Há muitos anos, décadas já, havia um programa com um dos maiores escritores portugueses. Vitorino Nemésio apresentava o “Se bem me lembro…” um programa que respirava a lentidão de um pensamento apurado, de uma narrativa cuidada que desfiava memórias em articulação com um conhecimento da História, da cultura e dos protagonistas. Nemésio prendia-nos ao pequeno écran e enriquecia-nos com a sua vasta cultura e incrível memória. O tempo das conversas de Nemésio cumpria um ritmo que hoje dificilmente seria possível ver na televisão pública ou privada onde uma plêiade de comentadores a granel debitam velozmente opiniões demasiadas vezes inquinadas por interesses manipuláveis. Nemésio era um poeta, romancista e pensador que trazia pela oralidade a nobreza de um discurso extraordinariamente rico.
Hoje, os diversos canais de televisão rivalizam entre si pelo programa de entretenimento mais estupidificante que possam apresentar e esse facto é condenável porque os media não podem descartar a sua responsabilidade no débito cultural de uma sociedade. Por isso, o desinteresse pela leitura traduz um problema mais vasto que a questão financeira, apesar desta também ser uma realidade. Diz muito acerca do desprezo que cada vez mais se sente pelo conhecimento e enriquecimento pessoal. Houve um tempo em que a ignorância envergonhava agora é a demonstração de uma razoável cultura geral e a apresentação de um discurso bem elaborado que parece ser mal encarado.

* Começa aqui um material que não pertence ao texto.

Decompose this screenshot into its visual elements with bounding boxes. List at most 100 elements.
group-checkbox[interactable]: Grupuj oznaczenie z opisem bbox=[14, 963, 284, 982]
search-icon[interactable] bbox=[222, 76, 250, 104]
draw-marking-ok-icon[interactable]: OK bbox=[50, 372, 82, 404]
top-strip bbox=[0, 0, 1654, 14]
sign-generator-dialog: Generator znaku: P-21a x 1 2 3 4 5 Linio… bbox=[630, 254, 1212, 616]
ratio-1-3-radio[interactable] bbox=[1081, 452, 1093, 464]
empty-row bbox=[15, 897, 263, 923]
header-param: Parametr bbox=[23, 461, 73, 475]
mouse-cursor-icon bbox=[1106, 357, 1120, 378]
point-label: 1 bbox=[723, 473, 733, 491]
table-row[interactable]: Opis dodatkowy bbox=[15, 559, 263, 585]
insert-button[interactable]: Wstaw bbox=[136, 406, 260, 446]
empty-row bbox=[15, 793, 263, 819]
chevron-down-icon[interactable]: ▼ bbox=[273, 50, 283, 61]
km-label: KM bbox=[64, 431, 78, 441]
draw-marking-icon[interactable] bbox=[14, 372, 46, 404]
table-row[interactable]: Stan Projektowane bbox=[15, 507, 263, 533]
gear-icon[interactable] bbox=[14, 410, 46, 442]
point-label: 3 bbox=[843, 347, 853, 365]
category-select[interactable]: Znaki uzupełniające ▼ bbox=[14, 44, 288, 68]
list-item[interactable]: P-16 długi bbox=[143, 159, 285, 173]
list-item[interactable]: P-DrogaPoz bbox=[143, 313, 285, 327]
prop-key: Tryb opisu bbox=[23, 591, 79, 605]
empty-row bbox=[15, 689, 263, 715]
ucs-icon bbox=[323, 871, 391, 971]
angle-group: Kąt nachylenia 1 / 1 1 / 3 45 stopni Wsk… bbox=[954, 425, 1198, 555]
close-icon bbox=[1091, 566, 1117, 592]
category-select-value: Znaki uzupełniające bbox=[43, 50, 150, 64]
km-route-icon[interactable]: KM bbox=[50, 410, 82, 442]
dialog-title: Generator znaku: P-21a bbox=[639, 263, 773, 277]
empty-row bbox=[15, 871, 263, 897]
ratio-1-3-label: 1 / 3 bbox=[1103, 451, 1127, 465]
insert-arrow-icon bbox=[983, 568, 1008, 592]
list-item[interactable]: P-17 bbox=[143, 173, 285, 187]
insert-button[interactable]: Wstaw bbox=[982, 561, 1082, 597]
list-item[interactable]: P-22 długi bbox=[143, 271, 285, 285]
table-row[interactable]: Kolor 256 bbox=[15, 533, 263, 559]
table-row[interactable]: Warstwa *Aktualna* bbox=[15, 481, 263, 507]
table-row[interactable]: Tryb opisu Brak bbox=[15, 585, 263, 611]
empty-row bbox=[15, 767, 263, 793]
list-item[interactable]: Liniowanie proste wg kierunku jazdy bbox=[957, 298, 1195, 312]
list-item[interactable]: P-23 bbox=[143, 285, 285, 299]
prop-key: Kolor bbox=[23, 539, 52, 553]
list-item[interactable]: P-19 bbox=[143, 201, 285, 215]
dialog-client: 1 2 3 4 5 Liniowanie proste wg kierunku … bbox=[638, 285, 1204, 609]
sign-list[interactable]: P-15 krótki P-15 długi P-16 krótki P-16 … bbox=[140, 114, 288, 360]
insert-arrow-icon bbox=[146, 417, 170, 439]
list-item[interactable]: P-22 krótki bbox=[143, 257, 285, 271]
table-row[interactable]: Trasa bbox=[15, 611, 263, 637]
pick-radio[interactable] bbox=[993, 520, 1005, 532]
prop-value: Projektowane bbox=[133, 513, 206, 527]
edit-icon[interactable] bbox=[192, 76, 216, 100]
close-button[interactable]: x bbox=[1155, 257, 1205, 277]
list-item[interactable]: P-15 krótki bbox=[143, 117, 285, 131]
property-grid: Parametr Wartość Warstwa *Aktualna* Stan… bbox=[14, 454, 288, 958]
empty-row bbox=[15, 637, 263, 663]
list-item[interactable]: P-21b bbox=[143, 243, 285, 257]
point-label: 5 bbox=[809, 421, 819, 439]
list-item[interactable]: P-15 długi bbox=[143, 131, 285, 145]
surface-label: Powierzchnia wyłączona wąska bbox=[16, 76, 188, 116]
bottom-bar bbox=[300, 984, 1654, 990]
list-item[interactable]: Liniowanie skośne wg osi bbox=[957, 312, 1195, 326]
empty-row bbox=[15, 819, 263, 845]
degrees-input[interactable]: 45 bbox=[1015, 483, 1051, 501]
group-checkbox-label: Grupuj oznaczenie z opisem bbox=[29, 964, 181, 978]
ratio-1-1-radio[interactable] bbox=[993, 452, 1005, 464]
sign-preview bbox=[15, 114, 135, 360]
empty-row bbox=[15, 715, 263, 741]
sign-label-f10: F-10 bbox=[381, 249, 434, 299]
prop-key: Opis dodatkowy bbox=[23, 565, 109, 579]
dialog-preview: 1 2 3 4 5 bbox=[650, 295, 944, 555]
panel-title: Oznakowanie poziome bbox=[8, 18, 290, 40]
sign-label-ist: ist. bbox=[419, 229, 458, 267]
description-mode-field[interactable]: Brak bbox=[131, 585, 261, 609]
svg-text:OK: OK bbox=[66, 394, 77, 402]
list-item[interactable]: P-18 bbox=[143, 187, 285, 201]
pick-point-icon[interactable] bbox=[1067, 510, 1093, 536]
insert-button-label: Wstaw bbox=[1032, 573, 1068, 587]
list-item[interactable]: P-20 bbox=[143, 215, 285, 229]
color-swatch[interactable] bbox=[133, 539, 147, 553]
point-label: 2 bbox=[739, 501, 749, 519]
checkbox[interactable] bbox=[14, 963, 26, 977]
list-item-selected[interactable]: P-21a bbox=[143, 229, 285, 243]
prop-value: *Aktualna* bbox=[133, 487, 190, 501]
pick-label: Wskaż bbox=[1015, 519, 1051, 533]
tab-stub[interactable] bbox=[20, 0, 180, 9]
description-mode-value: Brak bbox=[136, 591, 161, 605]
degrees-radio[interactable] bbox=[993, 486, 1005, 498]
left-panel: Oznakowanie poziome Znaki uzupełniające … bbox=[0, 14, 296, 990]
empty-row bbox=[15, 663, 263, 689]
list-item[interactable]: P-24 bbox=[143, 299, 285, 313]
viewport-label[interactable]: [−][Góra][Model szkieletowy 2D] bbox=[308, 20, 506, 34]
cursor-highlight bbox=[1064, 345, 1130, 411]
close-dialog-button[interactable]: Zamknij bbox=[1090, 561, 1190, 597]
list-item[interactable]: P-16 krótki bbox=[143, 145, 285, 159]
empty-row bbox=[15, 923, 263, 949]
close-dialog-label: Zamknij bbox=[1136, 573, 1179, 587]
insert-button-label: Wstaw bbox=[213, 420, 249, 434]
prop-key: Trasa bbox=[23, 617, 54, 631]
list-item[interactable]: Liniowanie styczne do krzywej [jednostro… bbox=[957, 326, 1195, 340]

Mas se os media têm uma cota parte substancial de responsabilidade na perda de hábitos de leitura e no desinteresse cultural, é no seio das famílias que outra forte responsabilidade deve ser encontrada. Quantas crianças desde as mais pequenas, ainda de colo, até à adolescência vemos de tablets e telemóveis nas mãos como estratégia para se manterem calados? Quantos livros são lidos em família? Quantas visitas feitas a uma livraria? Quantos livros manuseados enchem as prateiras das casas? Quantas histórias são lidas na beira da cama?
Manuel Alberto Valente, no Expresso de 30/12/2022, aborda as más decisões editoriais que são a outra face do mesmo problema. Já o dissemos e repetimos: dos 39% portugueses que leram pelo menos um livro durante o ano de 2021, há muitos que leram maus livros. Maus livros, repetimos sem receio da qualificação porque hoje publica-se, muitas vezes, o nome de quem escreve independentemente do que escreve. Não é a obra, a sua qualidade e interesse que serve de critério editorial, mas o nome mediático que se sobrepõe a tudo. E ainda há os que fazem da sua exposição privilegiada num qualquer canal de televisão o palco propagandístico da sua miserável publicação.
À Escola compete também um papel importante, como é óbvio, nomeadamente na educação para uma melhor capacidade de avaliação das obras e espírito crítico. Mas as políticas em curso que sob o disfarce de uma suposta inclusão e estratégias de superação mais não fazem do que desvirtuar o conhecimento e a exigência, muito têm contribuído para cultivar a preguiça que é inimiga da leitura atenta e construtora de pensamento.